Opinión

Tenga cuidado con usted

En 1933, Roosevelt advirtió a sus conciudadanos de que lo único que debían temer era el temor mismo. Esta mañana, mi madre dijo que antes lo pasaban mejor.
Portorosa

Franklin Delano Roosevelt formaban parte del discurso de su toma de posesión como presidente de los Estados Unidos -el primero de los cuatro mandatos que permaneció en el cargo-. Se dirigía a un país hundido, sumido en la Gran Depresión, que corría peligro de quedarse paralizado por la crisis. Mi madre, cuando íbamos hacia Betanzos, al pasar por un sitio donde solían ir a comer cuando era joven, dijo: "¡Qué bien lo pasábamos antes!".

Y yo creo que hay cierta relación entre un mensaje y otro.

Sin ser norteamericano ni verme sacudido por ningún crack bursátil, a menudo, demasiado a menudo, me siento influido, limitado y casi paralizado por el miedo. A veces, es simplemente el típico miedo a lo que pueda pasar, aunque ni haya sucedido antes ni tenga por qué. Es el miedo a la posibilidad, a un futuro incierto; ni más ni menos incierto que los demás, ni especialmente amenazante, y sin embargo, aun así, acechante, percibido con triste facilidad como una serie de posibles desgracias. Otras veces, quizá más, lo que hago es peor: directamente adelanto acontecimientos, sufro ya por lo que algún día pasará. Debe de ser la prueba más evidente de mi inadaptación a las reglas de juego de la vida. Y es la razón por la que llevo años imaginándome el momento en que los niños ya no estén conmigo, o por lo que tantos viernes he estado triste pensando que el domingo se iban. Y, en el colmo del absurdo, del masoquismo, los besos de buenas noches llegan a ser agridulces: cuento los días que van a dormir conmigo, cuando no cuento los años y anticipo despedidas. 

El miedo al futuro, que puede arrebatarnos lo que sí tenemos, con seguridad, ahora. El puro miedo, capaz de robarnos el presente. Capaz de robarme el momento del beso, de hacer que algo tan maravilloso me deje un poso de pena. Qué locura.

Y luego lo lamentaré, claro. Cuando ese futuro ya sea una realidad, cuando ya haya sucedido lo que quiero retrasar y solo me quede el recuerdo, me acordaré de cómo me saboteé, de cómo no supe aprovechar con ganas, con alegría, lo que tenía. De que no supe disfrutarlo como se merecía. Qué tonto.

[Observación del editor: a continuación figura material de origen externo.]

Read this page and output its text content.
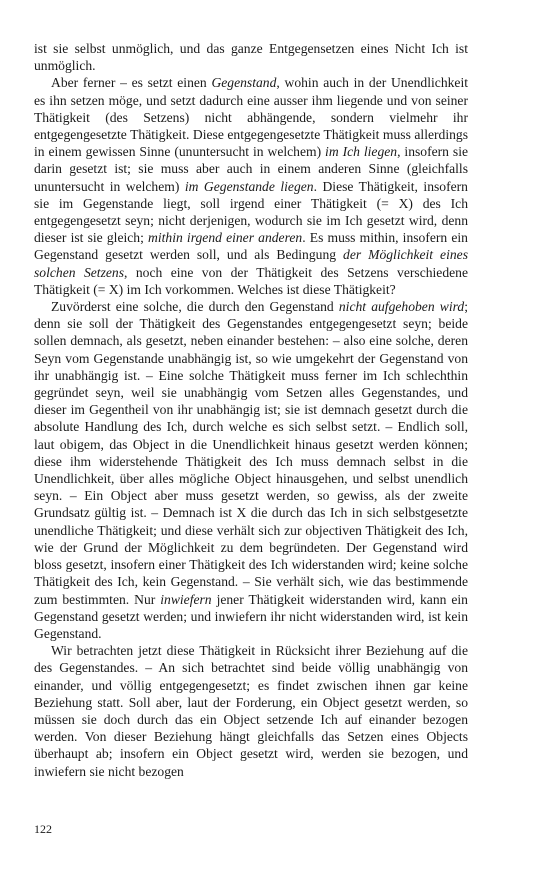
ist sie selbst unmöglich, und das ganze Entgegensetzen eines Nicht Ich ist unmöglich.

Aber ferner – es setzt einen Gegenstand, wohin auch in der Unendlichkeit es ihn setzen möge, und setzt dadurch eine ausser ihm liegende und von seiner Thätigkeit (des Setzens) nicht abhängende, sondern vielmehr ihr entgegengesetzte Thätigkeit. Diese entgegengesetzte Thätigkeit muss allerdings in einem gewissen Sinne (ununtersucht in welchem) im Ich liegen, insofern sie darin gesetzt ist; sie muss aber auch in einem anderen Sinne (gleichfalls ununtersucht in welchem) im Gegenstande liegen. Diese Thätigkeit, insofern sie im Gegenstande liegt, soll irgend einer Thätigkeit (= X) des Ich entgegengesetzt seyn; nicht derjenigen, wodurch sie im Ich gesetzt wird, denn dieser ist sie gleich; mithin irgend einer anderen. Es muss mithin, insofern ein Gegenstand gesetzt werden soll, und als Bedingung der Möglichkeit eines solchen Setzens, noch eine von der Thätigkeit des Setzens verschiedene Thätigkeit (= X) im Ich vorkommen. Welches ist diese Thätigkeit?

Zuvörderst eine solche, die durch den Gegenstand nicht aufgehoben wird; denn sie soll der Thätigkeit des Gegenstandes entgegengesetzt seyn; beide sollen demnach, als gesetzt, neben einander bestehen: – also eine solche, deren Seyn vom Gegenstande unabhängig ist, so wie umgekehrt der Gegenstand von ihr unabhängig ist. – Eine solche Thätigkeit muss ferner im Ich schlechthin gegründet seyn, weil sie unabhängig vom Setzen alles Gegenstandes, und dieser im Gegentheil von ihr unabhängig ist; sie ist demnach gesetzt durch die absolute Handlung des Ich, durch welche es sich selbst setzt. – Endlich soll, laut obigem, das Object in die Unendlichkeit hinaus gesetzt werden können; diese ihm widerstehende Thätigkeit des Ich muss demnach selbst in die Unendlichkeit, über alles mögliche Object hinausgehen, und selbst unendlich seyn. – Ein Object aber muss gesetzt werden, so gewiss, als der zweite Grundsatz gültig ist. – Demnach ist X die durch das Ich in sich selbstgesetzte unendliche Thätigkeit; und diese verhält sich zur objectiven Thätigkeit des Ich, wie der Grund der Möglichkeit zu dem begründeten. Der Gegenstand wird bloss gesetzt, insofern einer Thätigkeit des Ich widerstanden wird; keine solche Thätigkeit des Ich, kein Gegenstand. – Sie verhält sich, wie das bestimmende zum bestimmten. Nur inwiefern jener Thätigkeit widerstanden wird, kann ein Gegenstand gesetzt werden; und inwiefern ihr nicht widerstanden wird, ist kein Gegenstand.

Wir betrachten jetzt diese Thätigkeit in Rücksicht ihrer Beziehung auf die des Gegenstandes. – An sich betrachtet sind beide völlig unabhängig von einander, und völlig entgegengesetzt; es findet zwischen ihnen gar keine Beziehung statt. Soll aber, laut der Forderung, ein Object gesetzt werden, so müssen sie doch durch das ein Object setzende Ich auf einander bezogen werden. Von dieser Beziehung hängt gleichfalls das Setzen eines Objects überhaupt ab; insofern ein Object gesetzt wird, werden sie bezogen, und inwiefern sie nicht bezogen

122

Aunque en realidad eso ya sucede. Ya he vivido lo suficiente como para hablar por experiencia. Vuelvo a los sitios, o veo fotos, o esos montajes tan bonitos que me hace el móvil, y pienso qué bien estábamos, lo felices que éramos, la suerte que teníamos. Qué bien lo pasábamos antes, como diría mi madre. En mi mesilla tengo una foto de los niños, en la playa de O Vidreiro, con siete y tres años aproximadamente. Vuelven los dos de la orilla, Paula con un cubo lleno de agua, mirando para él, y Carlos explicándole, gesticulando mucho, lo que van a hacer. Y yo pienso en aquellos momentos, en aquellos veranos, y me parece inconcebible algo mejor. Pero sé de sobra que allí había algo más, rondándome; no me olvido: sé que también en aquellos momentos me sobrevolaban sombras que, como ahora, me enturbiaban, no me dejaban en paz, no me permitían aprovechar todo lo que tenía. 

En The Office —sin lugar a dudas la mejor de todas las series de humor, por si alguien aún no lo sabe—, en uno de los capítulos finales Andy se pregunta por qué nunca nos damos cuenta de que estamos en los buenos tiempos —the good old days— mientras los vivimos; por qué nunca los reconocemos hasta que ya han terminado.

Tengo en casa una lámina, comprada hace un año en las Meninas de Canido, en Ferrol, de un tal Leandro Barea, que si no recuerdo mal vivía en Lugo. En ella un hombre se encoge asustado por su propia sombra, que blande un cuchillo, y hay dos frases: Usted es su peor enemigo. Tenga cuidado con usted. Es magnífica, me encanta, y estoy deseando colgarla en un sitio donde se vea bien y así recordarlo, recordarme continuamente que deje de jugar contra mí mismo, de ponerme todo esto de vivir más difícil de lo que es.